By Morgan Petronelli
Something seemed off in the women’s restrooms around Youngstown State University since the beginning of the fall 2017 semester. A locked and dented feminine hygiene product machine and a new sign caught the wandering eye.
According to the sign, “For your convenience. Menstrual hygiene products (both tampons and pads) are now available in Kilcawley Center’s vending machines for 50 cents each.”
The transition of these feminine hygiene products from behind the women’s bathroom door to the open environment of Kilcawley Center has sparked concerns from female students.
“I think it’s pretty good that [YSU] has made [menstrual hygiene products] a more available option for girls to use, but at the same time I feel like it’s kind of private,” Bowser said. “I don’t think I would want people walking by or seeing me while I was at the vending machine. It would be kind of embarrassing and awkward.”
The invasion of privacy and embarrassment were common concurrent feelings between female students who spoke on the subject.
Brooke Tyson, a student attending YSU, said she doesn’t like the idea of tampons and pads in the vending machine.
“I was just looking for a snack and was shocked to see that stuff in a vending machine I thought was for food. I just thought it didn’t make sense. Being immature, I just laughed honestly,” Tyson said.
She said she is an open person so she wouldn’t care what others thought, but understood why some would be against buying tampons from the machines.
“Everyone knows that if a cute guy was behind you waiting for a snack and you were in front of him getting tampons it might be kind of awkward, whereas in a bathroom it’d be more secure and comfortable,” Tyson said.
Amanda Hovanec, another YSU student, voiced her thoughts on the movement of the feminine hygiene products and being charged for them.
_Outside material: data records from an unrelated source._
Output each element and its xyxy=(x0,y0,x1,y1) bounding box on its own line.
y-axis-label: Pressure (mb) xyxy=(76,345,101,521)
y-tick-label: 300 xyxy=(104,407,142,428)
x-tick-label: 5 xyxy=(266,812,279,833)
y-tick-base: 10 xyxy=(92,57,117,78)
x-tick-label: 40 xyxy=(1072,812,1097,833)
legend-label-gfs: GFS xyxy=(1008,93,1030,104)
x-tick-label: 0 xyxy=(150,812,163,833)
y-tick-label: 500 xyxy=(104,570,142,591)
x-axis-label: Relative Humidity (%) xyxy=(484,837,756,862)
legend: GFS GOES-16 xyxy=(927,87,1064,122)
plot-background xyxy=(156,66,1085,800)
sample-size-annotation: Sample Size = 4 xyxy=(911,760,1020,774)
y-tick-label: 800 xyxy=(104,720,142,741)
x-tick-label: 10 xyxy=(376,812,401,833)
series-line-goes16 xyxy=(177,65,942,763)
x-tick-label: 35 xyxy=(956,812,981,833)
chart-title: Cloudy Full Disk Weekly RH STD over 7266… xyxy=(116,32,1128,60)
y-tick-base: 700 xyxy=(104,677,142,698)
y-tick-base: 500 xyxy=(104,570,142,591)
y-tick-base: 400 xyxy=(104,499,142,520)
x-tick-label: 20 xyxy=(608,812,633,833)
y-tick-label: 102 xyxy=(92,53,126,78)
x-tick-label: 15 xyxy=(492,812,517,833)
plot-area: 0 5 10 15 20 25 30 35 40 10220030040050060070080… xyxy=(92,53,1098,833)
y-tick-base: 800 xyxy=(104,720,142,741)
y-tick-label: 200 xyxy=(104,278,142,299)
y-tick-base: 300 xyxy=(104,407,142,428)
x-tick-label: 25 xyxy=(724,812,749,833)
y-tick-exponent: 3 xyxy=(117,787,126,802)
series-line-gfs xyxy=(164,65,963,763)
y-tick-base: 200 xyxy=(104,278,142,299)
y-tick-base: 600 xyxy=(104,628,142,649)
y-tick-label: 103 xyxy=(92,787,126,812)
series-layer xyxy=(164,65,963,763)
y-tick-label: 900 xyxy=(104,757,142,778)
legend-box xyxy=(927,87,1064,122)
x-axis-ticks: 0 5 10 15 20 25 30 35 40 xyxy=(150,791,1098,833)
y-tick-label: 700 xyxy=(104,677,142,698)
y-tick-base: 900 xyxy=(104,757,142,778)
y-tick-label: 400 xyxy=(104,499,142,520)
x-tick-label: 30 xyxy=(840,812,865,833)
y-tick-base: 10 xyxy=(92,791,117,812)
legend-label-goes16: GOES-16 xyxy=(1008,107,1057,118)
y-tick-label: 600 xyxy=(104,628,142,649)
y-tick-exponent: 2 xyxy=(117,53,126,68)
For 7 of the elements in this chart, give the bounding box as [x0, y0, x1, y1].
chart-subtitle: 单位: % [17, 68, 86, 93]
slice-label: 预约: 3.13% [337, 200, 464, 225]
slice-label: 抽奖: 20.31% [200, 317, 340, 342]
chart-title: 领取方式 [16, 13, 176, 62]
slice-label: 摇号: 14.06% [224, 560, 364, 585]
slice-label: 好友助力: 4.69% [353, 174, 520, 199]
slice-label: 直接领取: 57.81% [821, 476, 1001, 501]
“I think that [the menstrual hygiene product move] is stupid. I think that you shouldn’t have to be charged for tampons,” Hovanec said. “The whole situation is just plain stupid.”
Hovanec agreed with the aforementioned statements, going on to say that it’s embarrassing to buy pads and tampons from vending machines. She also revealed that she once witnessed a man buying tampons, thinking it was a pack of Mentos gum.
“YSU shouldn’t even have moved [the feminine hygiene products] in the first place and we shouldn’t be charged for tampons and pads at all,” Hovanec said.
Attempts were made to find out whose decision it was to move the products, but Kilcawley Center, the YSU maintenance department and the vending machine service denied involvement in the transition from the bathroom to the vending machines.